Not so! Both in chapters 16 and 17, Sarai and Abram cook up a plot to gat a son, since YHWH seems not to be willing to offer one to them. Sarai suggests that the aging Abram sleep with their Egyptian slave girl, have a child with her, which they can adopt and thereby finally have a child. The plot works at first. Abram seems all too willing to cohabit with the younger slave, and she duly becomes pregnant and gives birth to a son who is named Ishmael (“God hears”). But the plot is soon spoiled, because a jealous Sarai simply refuses to accept the child as truly her own, and demands that Abram throw him out of the camp along with his mother, something Abram meekly agrees to do. If God had not acted on their behalf, both mother and child would have perished in the wilderness. Then the laughter game begins in Gen.17, as first Abram falls on his face and roars with sardonic humor when God once again promises him a son. Fat chance, screams Abe! Have a look at this prune face and my wife’s withered body, God (Gen.17)! Then Sarai, now become Sarah, joins in with a silent chortle of her own when YHWH shows up at the family tent and still again promises a child to the aged pair (Gen.18). But, finally, the incredibly old woman does give birth to a son, who quite rightly is named Isaac (“laughter”); what else would you call a boy if you gave birth to him at age 90+?

Just where is this vaunted trust in God, proclaimed by Abram, and remembered in multiple places in Scripture, most especially in the New Testament? For example in the famous passage from the letter to the Hebrews 11:8-12, Abraham is lauded for his faith, his absolute trust in the God of the promises; though he had no idea where he was going when God took him from his home and led him to a new land, he went; though he was far too old, by faith he trusted that he would finally receive his own heir, and he did.
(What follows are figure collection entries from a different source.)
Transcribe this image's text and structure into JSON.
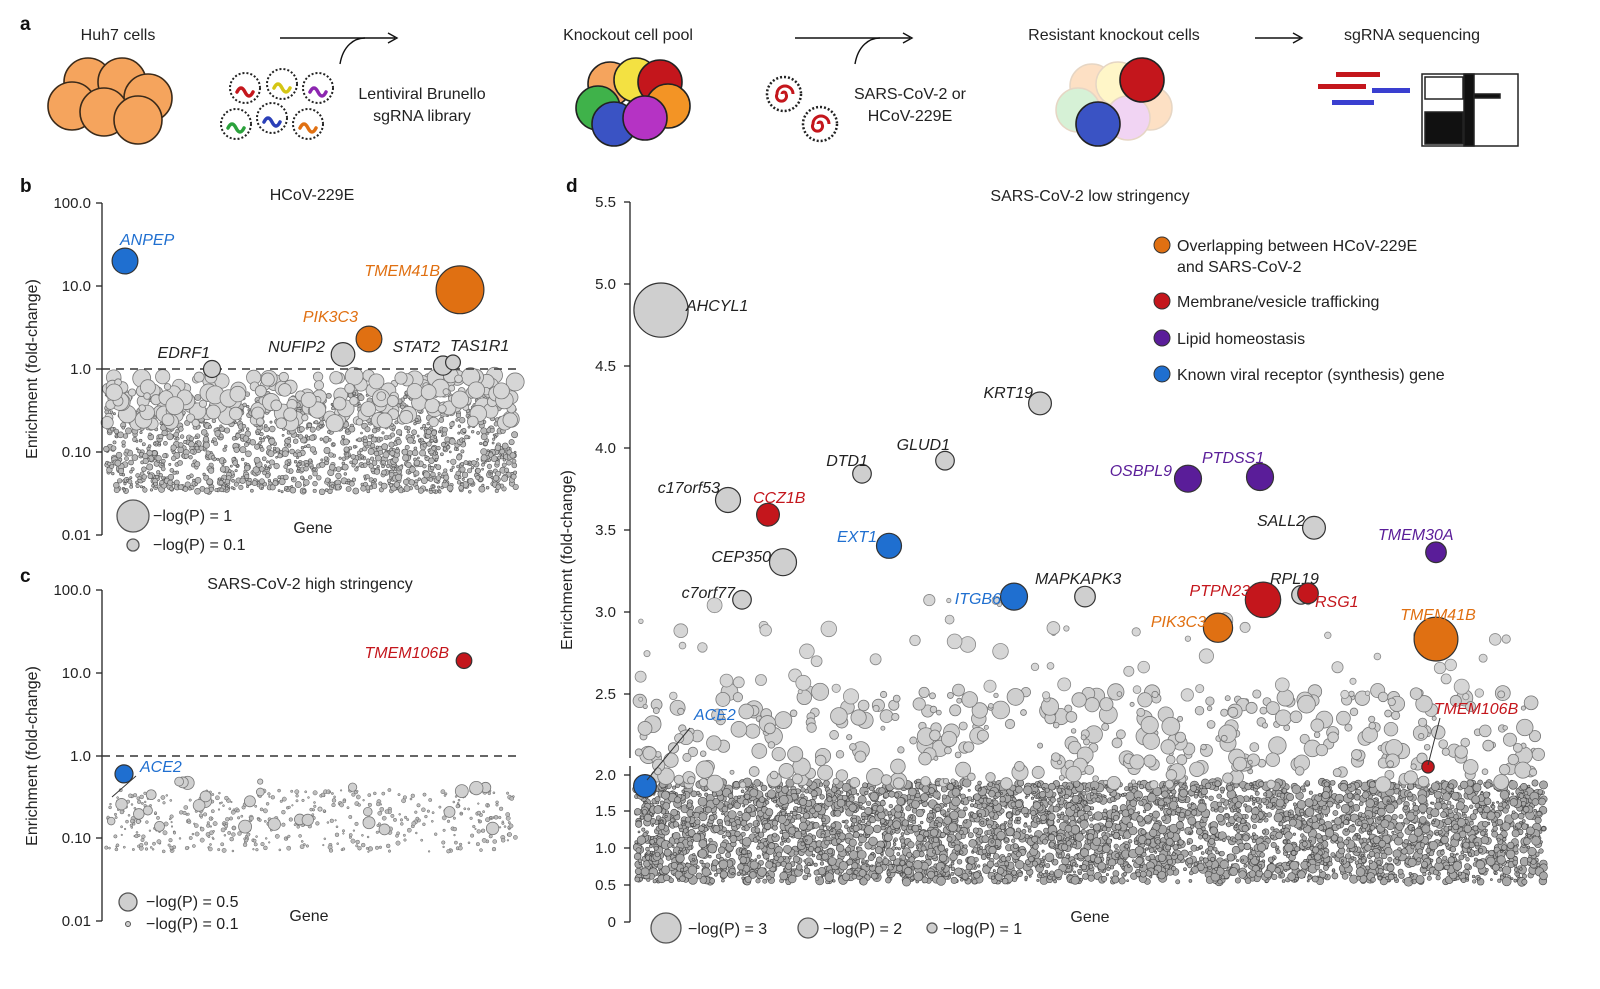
{
  "colors": {
    "orange": "#e07012",
    "red": "#c4161c",
    "purple": "#5a1d99",
    "blue": "#1f6fd0",
    "gray_fill": "#cfcfcf",
    "gray_stroke": "#555555",
    "dark": "#222222"
  },
  "panel_a": {
    "letter": "a",
    "steps": [
      "Huh7 cells",
      "Knockout cell pool",
      "Resistant knockout cells",
      "sgRNA sequencing"
    ],
    "library_label": [
      "Lentiviral Brunello",
      "sgRNA library"
    ],
    "virus_label": [
      "SARS-CoV-2 or",
      "HCoV-229E"
    ]
  },
  "panel_b": {
    "letter": "b",
    "title": "HCoV-229E",
    "xlabel": "Gene",
    "ylabel": "Enrichment (fold-change)",
    "ticks": [
      "100.0",
      "10.0",
      "1.0",
      "0.10",
      "0.01"
    ],
    "size_legend": [
      "−log(P) = 1",
      "−log(P) = 0.1"
    ]
  },
  "panel_c": {
    "letter": "c",
    "title": "SARS-CoV-2 high stringency",
    "xlabel": "Gene",
    "ylabel": "Enrichment (fold-change)",
    "ticks": [
      "100.0",
      "10.0",
      "1.0",
      "0.10",
      "0.01"
    ],
    "size_legend": [
      "−log(P) = 0.5",
      "−log(P) = 0.1"
    ]
  },
  "panel_d": {
    "letter": "d",
    "title": "SARS-CoV-2 low stringency",
    "xlabel": "Gene",
    "ylabel": "Enrichment (fold-change)",
    "ticks": [
      "5.5",
      "5.0",
      "4.5",
      "4.0",
      "3.5",
      "3.0",
      "2.5",
      "2.0",
      "1.5",
      "1.0",
      "0.5",
      "0"
    ],
    "legend": [
      {
        "label": "Overlapping between HCoV-229E",
        "label2": "and SARS-CoV-2",
        "color": "orange"
      },
      {
        "label": "Membrane/vesicle trafficking",
        "color": "red"
      },
      {
        "label": "Lipid homeostasis",
        "color": "purple"
      },
      {
        "label": "Known viral receptor (synthesis) gene",
        "color": "blue"
      }
    ],
    "size_legend": [
      "−log(P) = 3",
      "−log(P) = 2",
      "−log(P) = 1"
    ]
  },
  "chart_data": [
    {
      "type": "scatter",
      "title": "HCoV-229E",
      "xlabel": "Gene",
      "ylabel": "Enrichment (fold-change)",
      "yscale": "log",
      "ylim": [
        0.01,
        100
      ],
      "threshold": 1.0,
      "labeled_points": [
        {
          "gene": "ANPEP",
          "y": 20,
          "neglogP": 0.9,
          "color": "blue"
        },
        {
          "gene": "TMEM41B",
          "y": 9,
          "neglogP": 1.9,
          "color": "orange"
        },
        {
          "gene": "PIK3C3",
          "y": 2.3,
          "neglogP": 0.9,
          "color": "orange"
        },
        {
          "gene": "NUFIP2",
          "y": 1.5,
          "neglogP": 0.8,
          "color": "gray"
        },
        {
          "gene": "EDRF1",
          "y": 1.0,
          "neglogP": 0.5,
          "color": "gray"
        },
        {
          "gene": "STAT2",
          "y": 1.1,
          "neglogP": 0.6,
          "color": "gray"
        },
        {
          "gene": "TAS1R1",
          "y": 1.2,
          "neglogP": 0.4,
          "color": "gray"
        }
      ]
    },
    {
      "type": "scatter",
      "title": "SARS-CoV-2 high stringency",
      "xlabel": "Gene",
      "ylabel": "Enrichment (fold-change)",
      "yscale": "log",
      "ylim": [
        0.01,
        100
      ],
      "threshold": 1.0,
      "labeled_points": [
        {
          "gene": "TMEM106B",
          "y": 14,
          "neglogP": 0.4,
          "color": "red"
        },
        {
          "gene": "ACE2",
          "y": 0.6,
          "neglogP": 0.5,
          "color": "blue"
        }
      ]
    },
    {
      "type": "scatter",
      "title": "SARS-CoV-2 low stringency",
      "xlabel": "Gene",
      "ylabel": "Enrichment (fold-change)",
      "ylim": [
        0,
        5.5
      ],
      "labeled_points": [
        {
          "gene": "AHCYL1",
          "y": 4.84,
          "neglogP": 2.3,
          "color": "gray"
        },
        {
          "gene": "KRT19",
          "y": 4.27,
          "neglogP": 0.8,
          "color": "gray"
        },
        {
          "gene": "GLUD1",
          "y": 3.92,
          "neglogP": 0.6,
          "color": "gray"
        },
        {
          "gene": "DTD1",
          "y": 3.84,
          "neglogP": 0.6,
          "color": "gray"
        },
        {
          "gene": "c17orf53",
          "y": 3.68,
          "neglogP": 0.9,
          "color": "gray"
        },
        {
          "gene": "CCZ1B",
          "y": 3.59,
          "neglogP": 0.8,
          "color": "red"
        },
        {
          "gene": "OSBPL9",
          "y": 3.81,
          "neglogP": 1.0,
          "color": "purple"
        },
        {
          "gene": "PTDSS1",
          "y": 3.82,
          "neglogP": 1.0,
          "color": "purple"
        },
        {
          "gene": "SALL2",
          "y": 3.51,
          "neglogP": 0.8,
          "color": "gray"
        },
        {
          "gene": "TMEM30A",
          "y": 3.36,
          "neglogP": 0.7,
          "color": "purple"
        },
        {
          "gene": "EXT1",
          "y": 3.4,
          "neglogP": 0.9,
          "color": "blue"
        },
        {
          "gene": "CEP350",
          "y": 3.3,
          "neglogP": 1.0,
          "color": "gray"
        },
        {
          "gene": "c7orf77",
          "y": 3.07,
          "neglogP": 0.6,
          "color": "gray"
        },
        {
          "gene": "ITGB6",
          "y": 3.09,
          "neglogP": 1.0,
          "color": "blue"
        },
        {
          "gene": "MAPKAPK3",
          "y": 3.09,
          "neglogP": 0.7,
          "color": "gray"
        },
        {
          "gene": "PTPN23",
          "y": 3.07,
          "neglogP": 1.4,
          "color": "red"
        },
        {
          "gene": "RPL19",
          "y": 3.1,
          "neglogP": 0.6,
          "color": "gray"
        },
        {
          "gene": "RSG1",
          "y": 3.11,
          "neglogP": 0.7,
          "color": "red"
        },
        {
          "gene": "PIK3C3",
          "y": 2.9,
          "neglogP": 1.1,
          "color": "orange"
        },
        {
          "gene": "TMEM41B",
          "y": 2.83,
          "neglogP": 1.8,
          "color": "orange"
        },
        {
          "gene": "ACE2",
          "y": 1.85,
          "neglogP": 0.8,
          "color": "blue"
        },
        {
          "gene": "TMEM106B",
          "y": 2.05,
          "neglogP": 0.3,
          "color": "red"
        }
      ]
    }
  ]
}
Abraham is remembered as a man of absolute trust, as Gen.15:6 appears to say. Also, in Paul’s letter to the Romans, chapter 4, the apostle uses Gen.15:6 as the hallmark verse to announce that faith (trust) is not based on any kind of works on our part. This is so, because Abraham trusted God prior to his circumcision, the ultimate work in Jewish thought; that is the actions of Gen.15 precede the actions of Gen.17, hence genuine faith in God is not based on any kind of works. However specious we 21st century Bible readers may find such an argument, in Paul’s time it apparently carried force.

Despite Paul’s reliance on Abraham’s faith as a sign of his full trust in God, and despite the author’s reliance on Abraham’s faith as a sign of his absolute trust in God, the fuller stories in the book of Genesis do not finally suggest that Abraham fully trusted God at all times even after his grand avowal at Gen.15:6. Thus, I conclude that Abraham’s faith in God is precisely like my own; weak at times, vacillating quite often, not fully rooted in the promise that God has offered. In short, the handmaid of faith inevitably is doubt. Though I may proclaim my trust in God, and attempt to live my life in the light of God’s promises, I always have my doubts, and not only in the darkness of a fretful night’s tossing and turning, but also in the full light of day. I regularly and often question the whole business of faith, and I would suggest that those who do not have not examined their lives closely enough, have not taken seriously enough the real pain and difficulties that life can present. Particularly, they and I have not looked closely enough at the vast numbers of our fellow creatures who live lives of degradation and oppression and lostness. I fear to say that it is those whose numbers are as the stars of the sky.

Without a large dose of healthy and persistent doubt, we run the risk of complacency and obliviousness, of a blind certainty of what God is about in our lives and the lives of others. I am finally quite unsure of what God wants from me. My trust in God is not based on the certain outcomes of God’s actions in the world, but on the promises that God has made to bring about the final triumph of righteousness, in God’s time and in God’s ways. In that way I can affirm what I think Gen.15:6 says: “I trust God, because God plans for me God’s righteousness.” Still, exactly what that means from day to day, I am not wholly sure; but I trust nonetheless.